The first factor is the most important, and when combined with an understanding of the browsers commonly used by visitors to your site, should give you a clear picture of which subset of the 100-plus specifications is worth evaluating further. That subset should consist of a set of stable specifications you can reliably adopt today for your users.
However, even with that stable set of HTML5 technologies, you shouldn’t ignore your users who haven’t moved to a newer browser. If you’re heavily involved in the day-to-day development for your site, you no doubt have some rough idea of the percentages of users visiting your site with a given browser. For most of us, it would be easy to look at the percentage of users visiting with an older browser and come to the conclusion that adopting any HTML5 technologies would negatively impact those users. Luckily there’s “polyfilling” to save us from waiting until some foggy date in the future to adopt HTML5.
Paul Irish (a developer on the jQuery and Modernizr projects) defines a polyfill as “… a shim that mimics a future API, providing fallback functionality to older browsers.” A polyfill is like spackle for your Web sites; it’s a way to determine if a given HTML5 feature is available to the user currently browsing your site, and to provide either a shim that “fills in” that support or a course of graceful degradation that enables your site to still function fully.

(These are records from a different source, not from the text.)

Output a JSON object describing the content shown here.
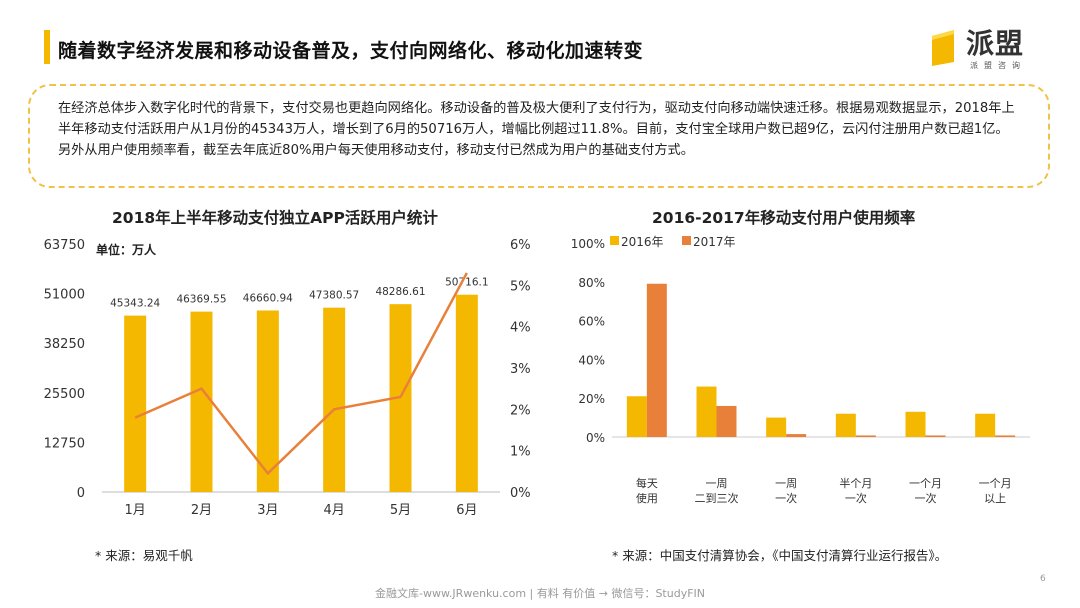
{
  "slide": {
    "title": "随着数字经济发展和移动设备普及，支付向网络化、移动化加速转变",
    "logo_text": "派盟",
    "logo_sub": "派盟咨询",
    "summary": "在经济总体步入数字化时代的背景下，支付交易也更趋向网络化。移动设备的普及极大便利了支付行为，驱动支付向移动端快速迁移。根据易观数据显示，2018年上半年移动支付活跃用户从1月份的45343万人，增长到了6月的50716万人，增幅比例超过11.8%。目前，支付宝全球用户数已超9亿，云闪付注册用户数已超1亿。另外从用户使用频率看，截至去年底近80%用户每天使用移动支付，移动支付已然成为用户的基础支付方式。",
    "footer": "金融文库-www.JRwenku.com | 有料 有价值 → 微信号：StudyFIN",
    "page_number": "6",
    "accent_color": "#f5b800"
  },
  "chart_data": [
    {
      "type": "bar",
      "title": "2018年上半年移动支付独立APP活跃用户统计",
      "unit_label": "单位：万人",
      "categories": [
        "1月",
        "2月",
        "3月",
        "4月",
        "5月",
        "6月"
      ],
      "series": [
        {
          "values": [
            45343.24,
            46369.55,
            46660.94,
            47380.57,
            48286.61,
            50716.1
          ],
          "labels": [
            "45343.24",
            "46369.55",
            "46660.94",
            "47380.57",
            "48286.61",
            "50716.1"
          ],
          "color": "#f5b800"
        },
        {
          "type": "line",
          "axis": "right",
          "values": [
            1.8,
            2.5,
            0.45,
            2.0,
            2.3,
            5.3
          ],
          "color": "#e8803a"
        }
      ],
      "y_left": {
        "lim": [
          0,
          63750
        ],
        "ticks": [
          "0",
          "12750",
          "25500",
          "38250",
          "51000",
          "63750"
        ]
      },
      "y_right": {
        "lim": [
          0,
          6
        ],
        "ticks": [
          "0%",
          "1%",
          "2%",
          "3%",
          "4%",
          "5%",
          "6%"
        ]
      },
      "grid": false,
      "source": "* 来源：易观千帆"
    },
    {
      "type": "bar",
      "title": "2016-2017年移动支付用户使用频率",
      "categories": [
        [
          "每天",
          "使用"
        ],
        [
          "一周",
          "二到三次"
        ],
        [
          "一周",
          "一次"
        ],
        [
          "半个月",
          "一次"
        ],
        [
          "一个月",
          "一次"
        ],
        [
          "一个月",
          "以上"
        ]
      ],
      "series": [
        {
          "name": "2016年",
          "values": [
            21,
            26,
            10,
            12,
            13,
            12
          ],
          "color": "#f5b800"
        },
        {
          "name": "2017年",
          "values": [
            79,
            16,
            1.5,
            0.8,
            0.8,
            0.8
          ],
          "color": "#e8803a"
        }
      ],
      "y": {
        "lim": [
          0,
          100
        ],
        "ticks": [
          "0%",
          "20%",
          "40%",
          "60%",
          "80%",
          "100%"
        ]
      },
      "legend": "top-left",
      "grid": false,
      "source": "* 来源：中国支付清算协会，《中国支付清算行业运行报告》。"
    }
  ]
}
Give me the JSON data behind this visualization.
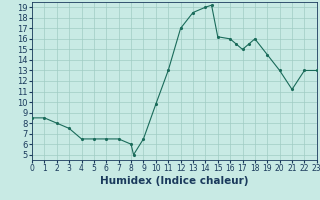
{
  "x": [
    0,
    1,
    2,
    3,
    4,
    5,
    6,
    7,
    8,
    8.2,
    9,
    10,
    11,
    12,
    13,
    14,
    14.5,
    15,
    16,
    16.5,
    17,
    17.5,
    18,
    19,
    20,
    21,
    22,
    23
  ],
  "y": [
    8.5,
    8.5,
    8.0,
    7.5,
    6.5,
    6.5,
    6.5,
    6.5,
    6.0,
    5.0,
    6.5,
    9.8,
    13.0,
    17.0,
    18.5,
    19.0,
    19.2,
    16.2,
    16.0,
    15.5,
    15.0,
    15.5,
    16.0,
    14.5,
    13.0,
    11.2,
    13.0,
    13.0
  ],
  "xlabel": "Humidex (Indice chaleur)",
  "xlim": [
    0,
    23
  ],
  "ylim": [
    4.5,
    19.5
  ],
  "yticks": [
    5,
    6,
    7,
    8,
    9,
    10,
    11,
    12,
    13,
    14,
    15,
    16,
    17,
    18,
    19
  ],
  "xticks": [
    0,
    1,
    2,
    3,
    4,
    5,
    6,
    7,
    8,
    9,
    10,
    11,
    12,
    13,
    14,
    15,
    16,
    17,
    18,
    19,
    20,
    21,
    22,
    23
  ],
  "line_color": "#1a6b5a",
  "marker_color": "#1a6b5a",
  "bg_color": "#c8eae4",
  "grid_color": "#a0ccc4",
  "tick_label_color": "#1a3a5c",
  "xlabel_fontsize": 7.5,
  "tick_fontsize_x": 5.5,
  "tick_fontsize_y": 6.0
}
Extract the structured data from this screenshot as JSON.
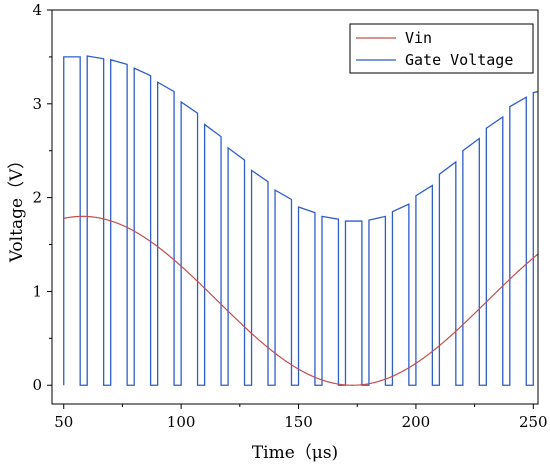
{
  "chart_data": {
    "type": "line",
    "title": "",
    "xlabel": "Time（μs)",
    "ylabel": "Voltage（V）",
    "xlim": [
      45,
      252
    ],
    "ylim": [
      -0.2,
      4
    ],
    "x_ticks": [
      "50",
      "100",
      "150",
      "200",
      "250"
    ],
    "y_ticks": [
      "0",
      "1",
      "2",
      "3",
      "4"
    ],
    "grid": false,
    "legend_position": "top-right",
    "legend": [
      "Vin",
      "Gate Voltage"
    ],
    "series": [
      {
        "name": "Vin",
        "color": "#c0504d",
        "model": "sine",
        "offset": 0.9,
        "amplitude": 0.9,
        "period_us": 230,
        "peak_at_us": 58,
        "x_range": [
          50,
          252
        ]
      },
      {
        "name": "Gate Voltage",
        "color": "#2e5ec8",
        "model": "pwm",
        "period_us": 10,
        "first_pulse_start_us": 50,
        "pulses": [
          {
            "start": 50,
            "end": 57,
            "high_start": 3.5,
            "high_end": 3.5
          },
          {
            "start": 60,
            "end": 67,
            "high_start": 3.51,
            "high_end": 3.48
          },
          {
            "start": 70,
            "end": 77,
            "high_start": 3.47,
            "high_end": 3.42
          },
          {
            "start": 80,
            "end": 87,
            "high_start": 3.38,
            "high_end": 3.3
          },
          {
            "start": 90,
            "end": 97,
            "high_start": 3.23,
            "high_end": 3.13
          },
          {
            "start": 100,
            "end": 107,
            "high_start": 3.02,
            "high_end": 2.9
          },
          {
            "start": 110,
            "end": 117,
            "high_start": 2.78,
            "high_end": 2.65
          },
          {
            "start": 120,
            "end": 127,
            "high_start": 2.53,
            "high_end": 2.4
          },
          {
            "start": 130,
            "end": 137,
            "high_start": 2.29,
            "high_end": 2.17
          },
          {
            "start": 140,
            "end": 147,
            "high_start": 2.08,
            "high_end": 1.98
          },
          {
            "start": 150,
            "end": 157,
            "high_start": 1.9,
            "high_end": 1.84
          },
          {
            "start": 160,
            "end": 167,
            "high_start": 1.8,
            "high_end": 1.77
          },
          {
            "start": 170,
            "end": 177,
            "high_start": 1.75,
            "high_end": 1.75
          },
          {
            "start": 180,
            "end": 187,
            "high_start": 1.76,
            "high_end": 1.8
          },
          {
            "start": 190,
            "end": 197,
            "high_start": 1.85,
            "high_end": 1.93
          },
          {
            "start": 200,
            "end": 207,
            "high_start": 2.02,
            "high_end": 2.13
          },
          {
            "start": 210,
            "end": 217,
            "high_start": 2.25,
            "high_end": 2.38
          },
          {
            "start": 220,
            "end": 227,
            "high_start": 2.5,
            "high_end": 2.63
          },
          {
            "start": 230,
            "end": 237,
            "high_start": 2.74,
            "high_end": 2.86
          },
          {
            "start": 240,
            "end": 247,
            "high_start": 2.97,
            "high_end": 3.07
          },
          {
            "start": 250,
            "end": 252,
            "high_start": 3.12,
            "high_end": 3.13
          }
        ]
      }
    ]
  }
}
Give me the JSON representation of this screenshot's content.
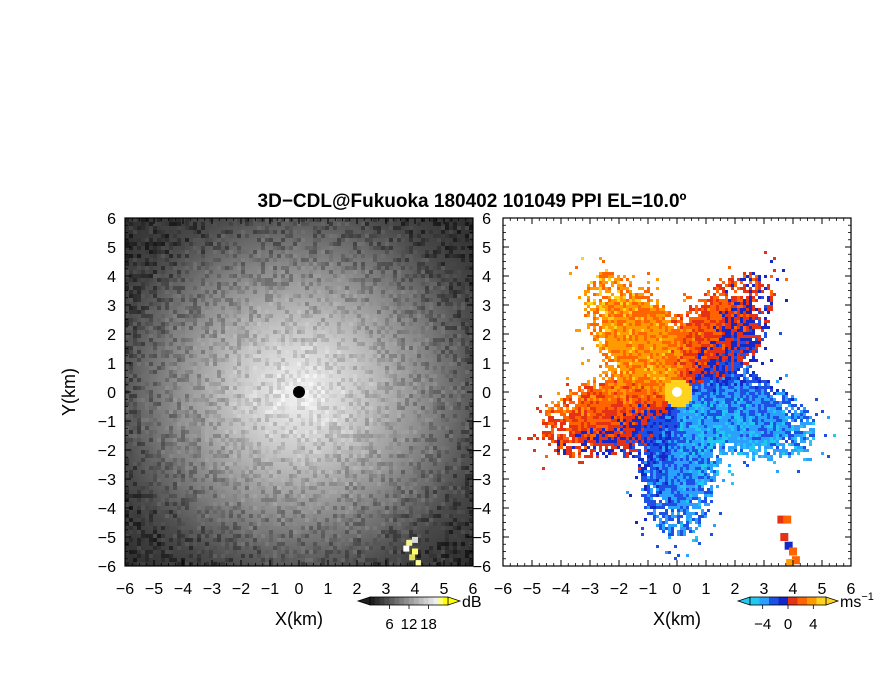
{
  "chart_data": [
    {
      "type": "heatmap",
      "title": "3D−CDL@Fukuoka 180402 101049 PPI EL=10.0º",
      "product": "reflectivity",
      "xlabel": "X(km)",
      "ylabel": "Y(km)",
      "xlim": [
        -6,
        6
      ],
      "ylim": [
        -6,
        6
      ],
      "xticks": [
        "−6",
        "−5",
        "−4",
        "−3",
        "−2",
        "−1",
        "0",
        "1",
        "2",
        "3",
        "4",
        "5",
        "6"
      ],
      "yticks": [
        "6",
        "5",
        "4",
        "3",
        "2",
        "1",
        "0",
        "−1",
        "−2",
        "−3",
        "−4",
        "−5",
        "−6"
      ],
      "colormap": "grayscale",
      "colorbar": {
        "ticks": [
          "6",
          "12",
          "18"
        ],
        "tick_values": [
          6,
          12,
          18
        ],
        "range": [
          0,
          24
        ],
        "unit": "dB"
      },
      "radar_center": [
        0,
        0
      ]
    },
    {
      "type": "heatmap",
      "product": "doppler_velocity",
      "xlabel": "X(km)",
      "xlim": [
        -6,
        6
      ],
      "ylim": [
        -6,
        6
      ],
      "xticks": [
        "−6",
        "−5",
        "−4",
        "−3",
        "−2",
        "−1",
        "0",
        "1",
        "2",
        "3",
        "4",
        "5",
        "6"
      ],
      "yticks": [
        "6",
        "5",
        "4",
        "3",
        "2",
        "1",
        "0",
        "−1",
        "−2",
        "−3",
        "−4",
        "−5",
        "−6"
      ],
      "colormap": "cyan-blue-red-orange-yellow",
      "colorbar": {
        "ticks": [
          "−4",
          "0",
          "4"
        ],
        "tick_values": [
          -4,
          0,
          4
        ],
        "range": [
          -6,
          6
        ],
        "unit": "ms",
        "unit_sup": "−1"
      },
      "radar_center": [
        0,
        0
      ],
      "data_radius_km": 4.5
    }
  ]
}
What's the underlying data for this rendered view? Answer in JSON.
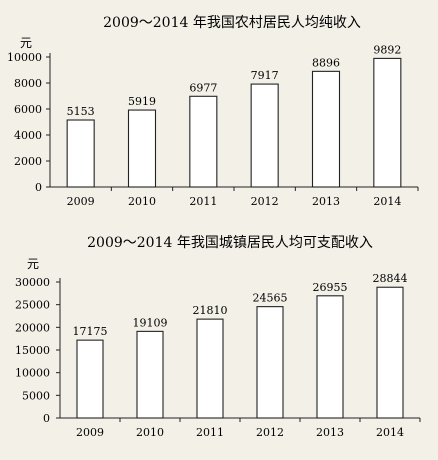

The most popular library associated with polyfilling is Modernizr, the JavaScript library I mentioned earlier. Modernizr provides some basic polyfills for semantic markup, feature detection for major HTML5 technologies and support for conditional CSS based on supported features. As noted, Modernizr will be the subject of an upcoming article; it will also feature prominently (along with many other polyfilling libraries) throughout this series. To learn more, download Modernizr at modernizr.com.
When it comes to choosing which technologies to adopt, your final list may be a combination of widely supported specifications and other specifications for which you’ll have to polyfill support for certain browsers. Only you will know the exact makeup of that list based on your current needs and context.
In the coming months, I’ll discuss several notable specifications, from Geolocation and Forms and Canvas, to Web Workers, Web Sockets and IndexedDB. Some of these are widely supported and “site-ready,” and some, like Web Sockets, are too groundbreaking to ignore, regardless of where they stand today. With each specification, I’ll discuss current and known future support, some basics about how you can implement the specification’s features on your sites, and how to polyfill support for browsers that don’t support a given feature.